LG Hamburg: Facebook darf IPTC-Daten nicht mehr löschen

Facebook darf IPTC-Daten nicht mehr aus den Fotos, die hochgeladen und dort veröffentlicht werden sollen, löschen oder verändern, hat das Landgericht Hamburg entschieden.
In den IPTC-Daten, einem vom International Press Telecommunications Council (IPTC) zusammen mit der Newspaper Association of America (NAA) entwickelten internationalen Standard zur Beschriftung digitaler Dateien, vermerken Fotografen ihre Urheberschaft, die Kontaktdaten und die Bildbeschreibung. Diese Daten sind unerlässlich, um den Urheber und Nutzungsrechteinhaber des Fotos eindeutig identifizieren zu können und um die Fotos mittels Volltextsuche im Internet wiederzufinden. Ebenso ist die digitale Beschriftung ein wichtiges Instrument, um Bilder zu beschreiben, die abgebildeten Personen, Orte und Sachen zu benennen und ihre missbräuchliche Verwendung zu vermeiden.
Gegen den Social-Media-Dienst hatte der Fotograf Rainer F. Steußloff mit Unterstützung von Freelens, nachdem sich Facebook auch nach Aufforderung durch die Fotografenvereinigung nicht an § 95c Urheberrechtsgesetz (UrhG) gehalten hatte.

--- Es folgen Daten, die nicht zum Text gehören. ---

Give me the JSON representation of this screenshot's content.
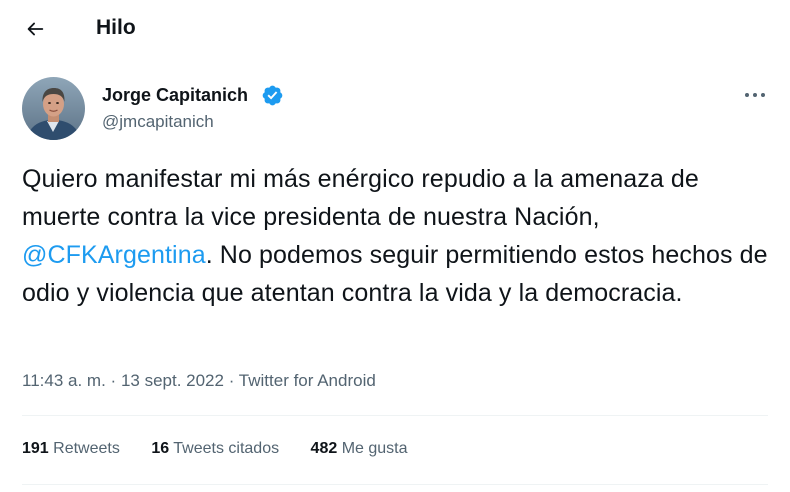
{
  "header": {
    "title": "Hilo",
    "back_icon": "arrow-left-icon"
  },
  "tweet": {
    "author_name": "Jorge Capitanich",
    "author_handle": "@jmcapitanich",
    "verified": true,
    "text_part1": "Quiero manifestar mi más enérgico repudio a la amenaza de muerte contra la vice presidenta de nuestra Nación, ",
    "mention": "@CFKArgentina",
    "text_part2": ". No podemos seguir permitiendo estos hechos de odio y violencia que atentan contra la vida y la democracia.",
    "time": "11:43 a. m.",
    "separator": "·",
    "date": "13 sept. 2022",
    "source": "Twitter for Android"
  },
  "stats": {
    "retweets_count": "191",
    "retweets_label": "Retweets",
    "quotes_count": "16",
    "quotes_label": "Tweets citados",
    "likes_count": "482",
    "likes_label": "Me gusta"
  },
  "colors": {
    "accent": "#1d9bf0",
    "text_primary": "#0f1419",
    "text_secondary": "#536471",
    "divider": "#eff3f4"
  }
}
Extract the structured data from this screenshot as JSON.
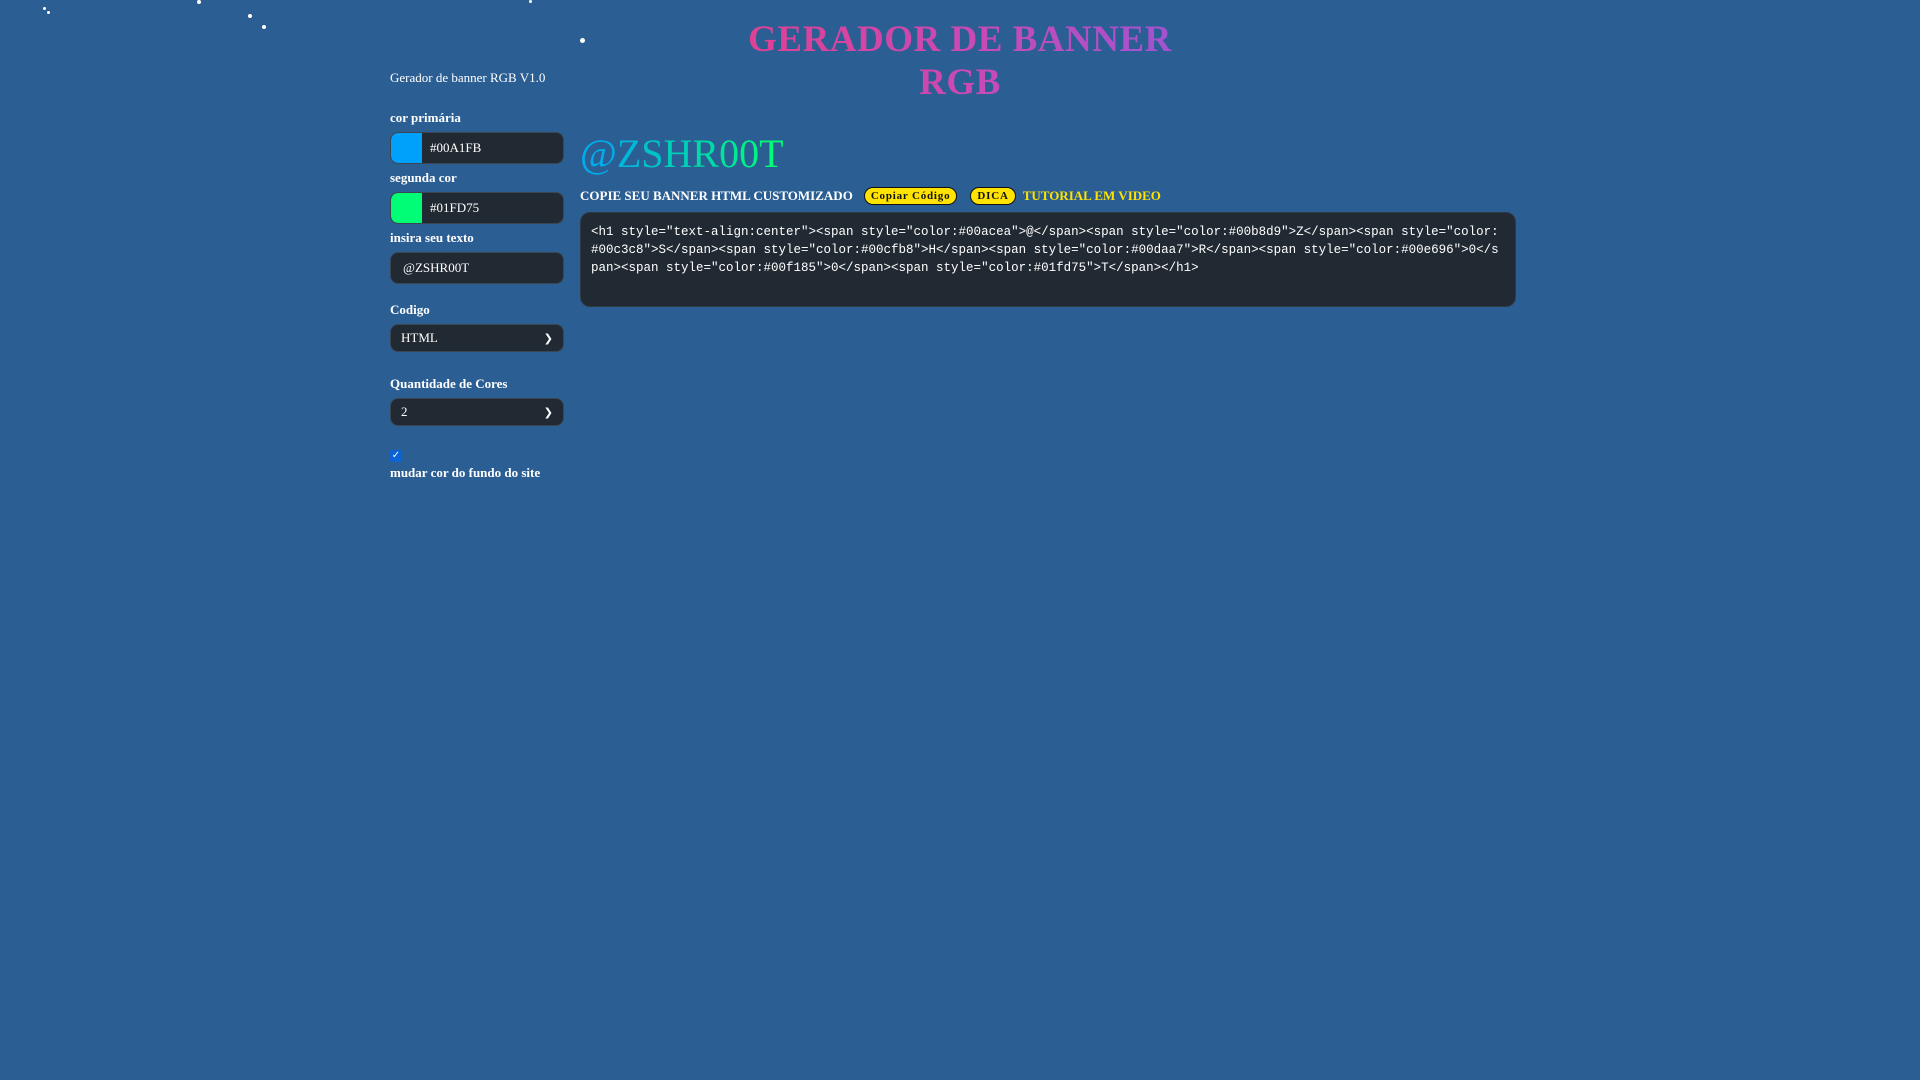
{
  "header": {
    "title": "GERADOR DE BANNER RGB"
  },
  "sidebar": {
    "version": "Gerador de banner RGB V1.0",
    "primary_color": {
      "label": "cor primária",
      "value": "#00A1FB",
      "swatch": "#00A1FB"
    },
    "secondary_color": {
      "label": "segunda cor",
      "value": "#01FD75",
      "swatch": "#01FD75"
    },
    "text_input": {
      "label": "insira seu texto",
      "value": "@ZSHR00T"
    },
    "code_select": {
      "label": "Codigo",
      "value": "HTML"
    },
    "colors_select": {
      "label": "Quantidade de Cores",
      "value": "2"
    },
    "background_toggle": {
      "label": "mudar cor do fundo do site",
      "checked": true
    }
  },
  "main": {
    "preview_chars": [
      {
        "char": "@",
        "color": "#00acea"
      },
      {
        "char": "Z",
        "color": "#00b8d9"
      },
      {
        "char": "S",
        "color": "#00c3c8"
      },
      {
        "char": "H",
        "color": "#00cfb8"
      },
      {
        "char": "R",
        "color": "#00daa7"
      },
      {
        "char": "0",
        "color": "#00e696"
      },
      {
        "char": "0",
        "color": "#00f185"
      },
      {
        "char": "T",
        "color": "#01fd75"
      }
    ],
    "copy_heading": "COPIE SEU BANNER HTML CUSTOMIZADO",
    "copy_button": "Copiar Código",
    "tip_button": "DICA",
    "tutorial_link": "TUTORIAL EM VIDEO",
    "code": "<h1 style=\"text-align:center\"><span style=\"color:#00acea\">@</span><span style=\"color:#00b8d9\">Z</span><span style=\"color:#00c3c8\">S</span><span style=\"color:#00cfb8\">H</span><span style=\"color:#00daa7\">R</span><span style=\"color:#00e696\">0</span><span style=\"color:#00f185\">0</span><span style=\"color:#01fd75\">T</span></h1>"
  },
  "colors": {
    "background": "#2b5e93",
    "field_bg": "#212a33",
    "accent_yellow": "#ffe300",
    "checkbox_blue": "#0b63d6"
  }
}
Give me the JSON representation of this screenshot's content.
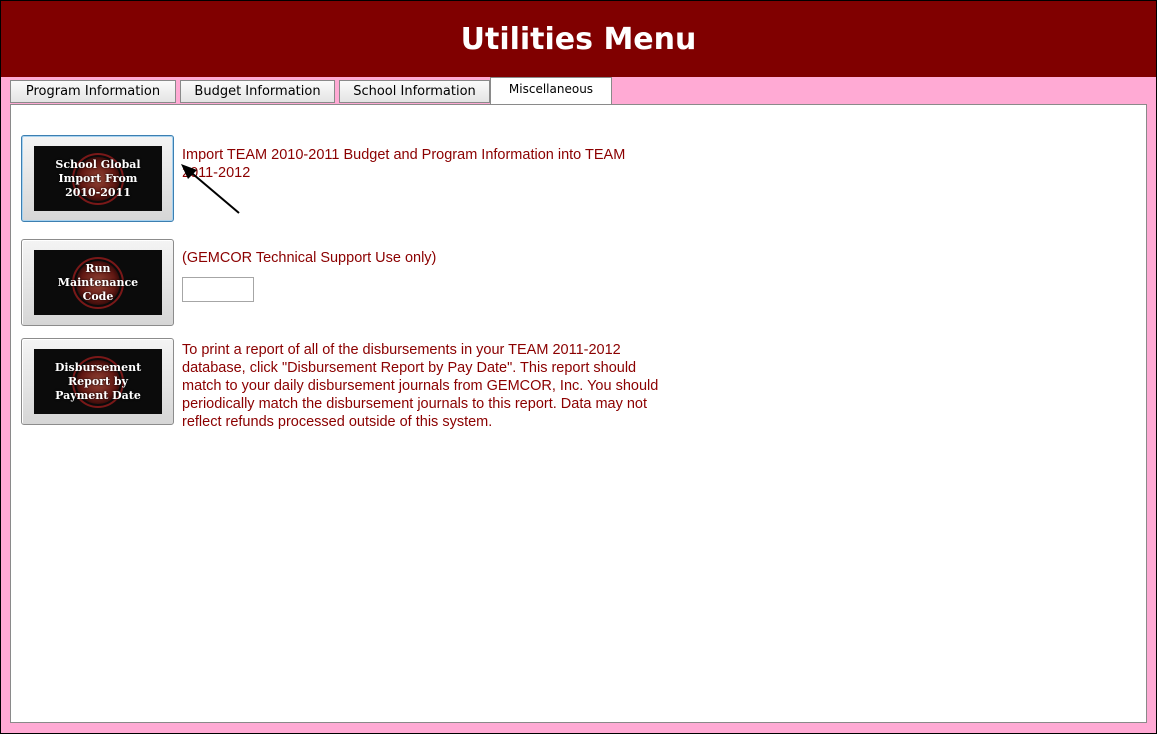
{
  "window": {
    "title": "Utilities Menu"
  },
  "tabs": [
    {
      "label": "Program Information",
      "active": false
    },
    {
      "label": "Budget Information",
      "active": false
    },
    {
      "label": "School Information",
      "active": false
    },
    {
      "label": "Miscellaneous",
      "active": true
    }
  ],
  "actions": [
    {
      "button_label": "School Global\nImport From\n2010-2011",
      "description": "Import TEAM 2010-2011 Budget and Program Information into TEAM 2011-2012"
    },
    {
      "button_label": "Run\nMaintenance\nCode",
      "description": "(GEMCOR Technical Support Use only)",
      "input_value": ""
    },
    {
      "button_label": "Disbursement\nReport by\nPayment Date",
      "description": "To print a report of all of the disbursements in your TEAM 2011-2012 database, click \"Disbursement Report by Pay Date\".  This report should match to your daily disbursement journals from GEMCOR, Inc.  You should periodically match the disbursement journals to this report.  Data may not reflect refunds processed outside of this system."
    }
  ],
  "colors": {
    "title_bar": "#800000",
    "frame_pink": "#ffaad4",
    "description_text": "#8b0000"
  },
  "icons": {
    "button_emblem": "red-circle-emblem-icon",
    "annotation_arrow": "arrow-annotation-icon"
  }
}
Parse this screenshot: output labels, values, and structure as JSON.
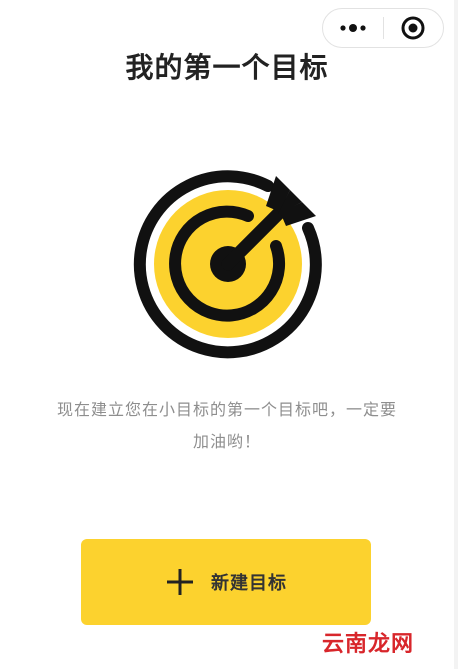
{
  "header": {
    "title": "我的第一个目标"
  },
  "capsule": {
    "more_icon": "more-dots-icon",
    "close_icon": "target-circle-icon"
  },
  "illustration": {
    "icon": "target-arrow-icon",
    "colors": {
      "ring": "#111111",
      "fill": "#fcd22e"
    }
  },
  "description": {
    "line1": "现在建立您在小目标的第一个目标吧，一定要",
    "line2": "加油哟！"
  },
  "new_goal_button": {
    "label": "新建目标",
    "icon": "plus-icon",
    "color": "#fcd22e"
  },
  "watermark": {
    "text": "云南龙网"
  }
}
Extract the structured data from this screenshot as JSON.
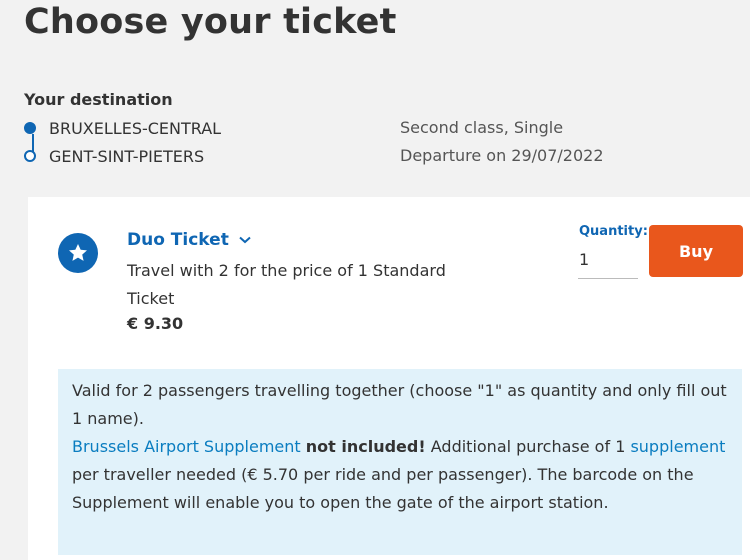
{
  "page": {
    "title": "Choose your ticket"
  },
  "destination": {
    "label": "Your destination",
    "from": "BRUXELLES-CENTRAL",
    "to": "GENT-SINT-PIETERS",
    "travel_class": "Second class, Single",
    "departure": "Departure on 29/07/2022"
  },
  "ticket": {
    "name": "Duo Ticket",
    "description": "Travel with 2 for the price of 1 Standard Ticket",
    "price": "€ 9.30",
    "quantity_label": "Quantity:",
    "quantity_value": "1",
    "buy_label": "Buy"
  },
  "info": {
    "line1": "Valid for 2 passengers travelling together (choose \"1\" as quantity and only fill out 1 name).",
    "airport_link": "Brussels Airport Supplement",
    "not_included": "not included!",
    "purchase_text_1": " Additional purchase of 1 ",
    "supplement_link": "supplement",
    "purchase_text_2": " per traveller needed (€ 5.70 per ride and per passenger). The barcode on the Supplement will enable you to open the gate of the airport station."
  },
  "colors": {
    "primary_blue": "#0f66b3",
    "buy_orange": "#e9571c",
    "info_background": "#e1f2fa",
    "link_blue": "#0a7dc0"
  },
  "icons": {
    "badge": "star-icon",
    "expand": "chevron-down-icon"
  }
}
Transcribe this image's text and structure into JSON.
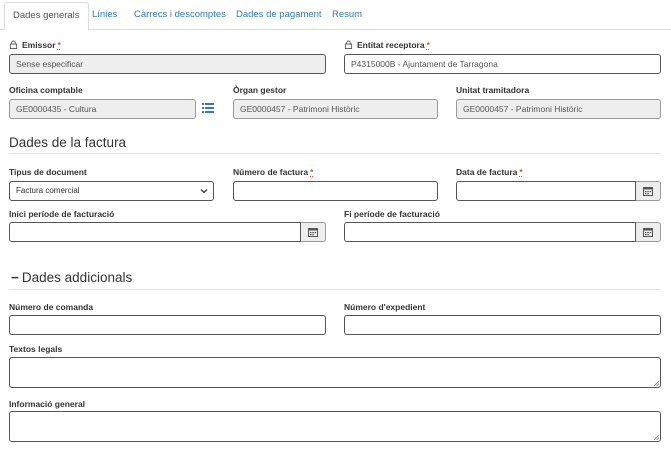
{
  "tabs": [
    {
      "label": "Dades generals",
      "active": true
    },
    {
      "label": "Línies",
      "active": false
    },
    {
      "label": "Càrrecs i descomptes",
      "active": false
    },
    {
      "label": "Dades de pagament",
      "active": false
    },
    {
      "label": "Resum",
      "active": false
    }
  ],
  "general": {
    "emissor_label": "Emissor",
    "emissor_value": "Sense especificar",
    "entitat_label": "Entitat receptora",
    "entitat_value": "P4315000B - Ajuntament de Tarragona",
    "oficina_label": "Oficina comptable",
    "oficina_value": "GE0000435 - Cultura",
    "organ_label": "Òrgan gestor",
    "organ_value": "GE0000457 - Patrimoni Històric",
    "unitat_label": "Unitat tramitadora",
    "unitat_value": "GE0000457 - Patrimoni Històric",
    "required_mark": "*"
  },
  "factura": {
    "section_title": "Dades de la factura",
    "tipus_label": "Tipus de document",
    "tipus_value": "Factura comercial",
    "numero_label": "Número de factura",
    "numero_value": "",
    "data_label": "Data de factura",
    "data_value": "",
    "inici_label": "Inici període de facturació",
    "inici_value": "",
    "fi_label": "Fi període de facturació",
    "fi_value": ""
  },
  "addicionals": {
    "toggle_symbol": "−",
    "section_title": "Dades addicionals",
    "comanda_label": "Número de comanda",
    "comanda_value": "",
    "expedient_label": "Número d'expedient",
    "expedient_value": "",
    "textos_label": "Textos legals",
    "textos_value": "",
    "info_label": "Informació general",
    "info_value": ""
  },
  "icons": {
    "lock": "lock-icon",
    "list": "list-icon",
    "calendar": "calendar-icon",
    "chevron": "chevron-down-icon"
  },
  "colors": {
    "link": "#337ab7",
    "required": "#d9534f",
    "readonly_bg": "#eeeeee"
  }
}
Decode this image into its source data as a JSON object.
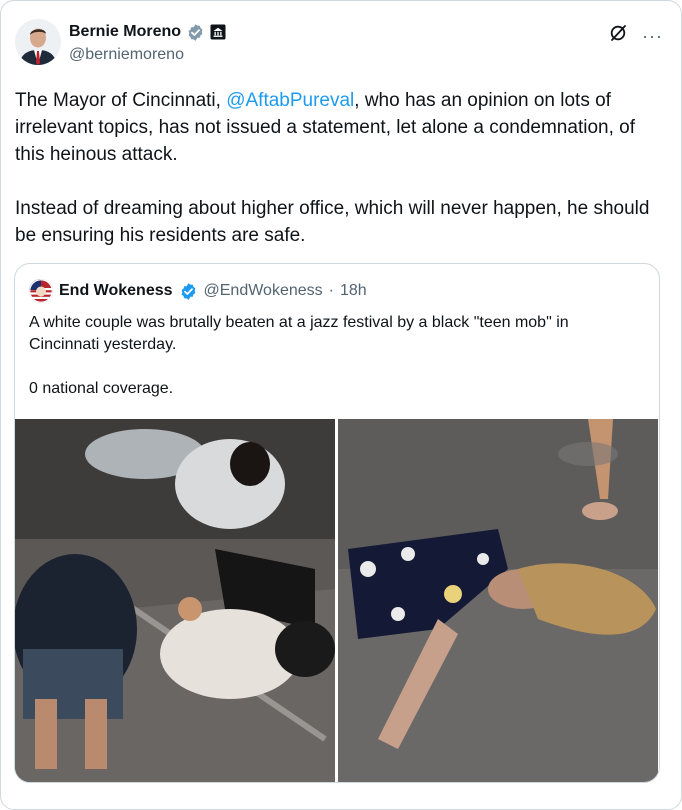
{
  "tweet": {
    "author": {
      "display_name": "Bernie Moreno",
      "handle": "@berniemoreno",
      "verified_icon": "verified-badge-icon",
      "affiliation_icon": "government-building-icon"
    },
    "actions": {
      "grok_icon": "grok-icon",
      "more_label": "···"
    },
    "text": {
      "p1_before": "The Mayor of Cincinnati, ",
      "p1_mention": "@AftabPureval",
      "p1_after": ", who has an opinion on lots of irrelevant topics, has not issued a statement, let alone a condemnation, of this heinous attack.",
      "p2": "Instead of dreaming about higher office, which will never happen, he should be ensuring his residents are safe."
    }
  },
  "quoted_tweet": {
    "author": {
      "display_name": "End Wokeness",
      "handle": "@EndWokeness",
      "separator": "·",
      "time": "18h",
      "verified_icon": "verified-badge-icon"
    },
    "text": {
      "line1": "A white couple was brutally beaten at a jazz festival by a black \"teen mob\" in Cincinnati yesterday.",
      "line2": "0 national coverage."
    },
    "media": [
      {
        "name": "photo-left"
      },
      {
        "name": "photo-right"
      }
    ]
  },
  "colors": {
    "accent": "#1d9bf0",
    "text": "#0f1419",
    "muted": "#536471",
    "border": "#cfd9de"
  }
}
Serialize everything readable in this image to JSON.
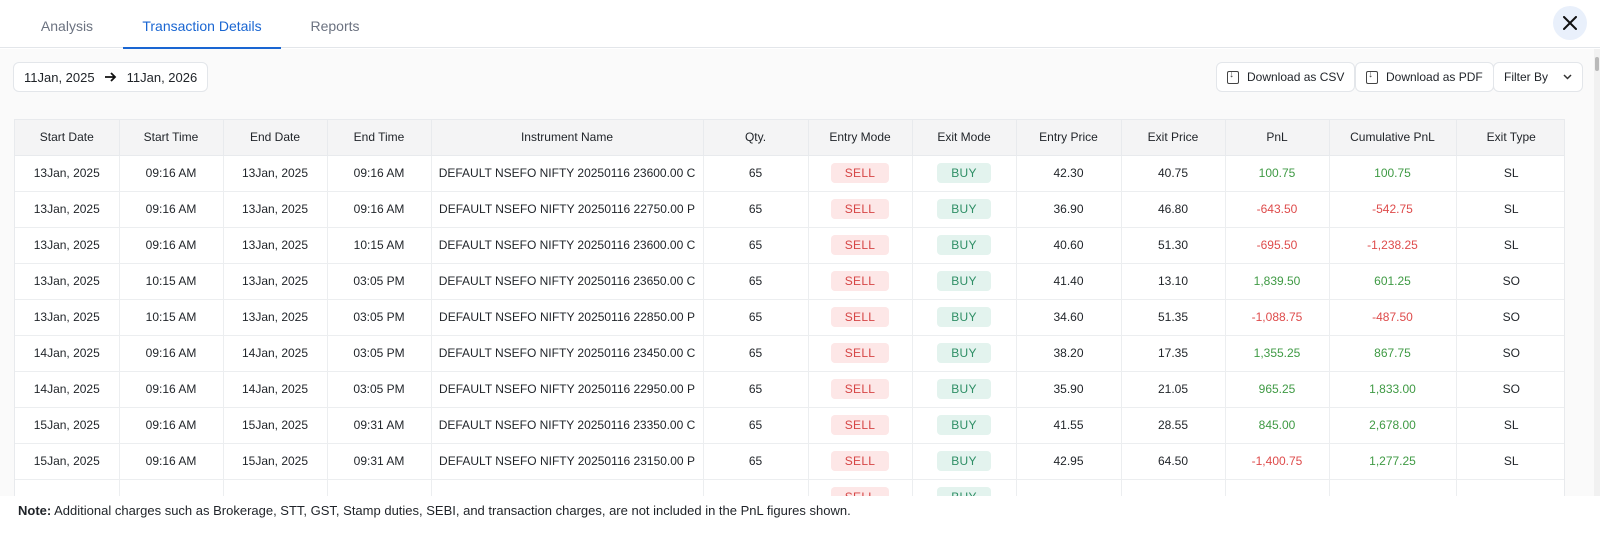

In dem Paragrafen heißt es unmissverständlich: „Von Rechtsinhabern stammende Informationen für die Rechtewahrnehmung dürfen nicht entfernt oder verändert werden“. Das Urteil des LG Hamburg vom 9. Februar 2016 (Az.: 308 O 48/15) ist jetzt rechtskräftig geworden.
Die stelle eine „grobe Missachtung der Autoren und ihrer verbrieften Rechte dar“, heißt es in einer Mitteilung von Freelens. Außerdem entstünden so quasi verwaiste Werke, da niemand weiß mehr, wer die Rechte an den Fotos hält. Das Vorgehen von Facebook sei leider typisch für viele Plattformen, die mit dem „User-generated content“ ihr Geschäftsmodell gefunden haben, aber auch für viele Zeitungsverlage, die immer noch nicht den Fotografen als Autoren nennen oder die IPTC-Informationen der Urheber aus den online veröffentlichten Fotos löschen.
„Seit heute besteht Klarheit, dass ein solches Vorgehen nicht weiter geduldet werden muss“, so Freelens-Vorstandsmitglied Steußloff. „Es ist völlig unverständlich, dass die Durchsetzung der offensichtlichen Autorenrechte in einem Gerichtsverfahren erzwungen werden muss“, ergänzte Freelens-Justitiar Dirk Feldmann, der den Prozess geführt hat.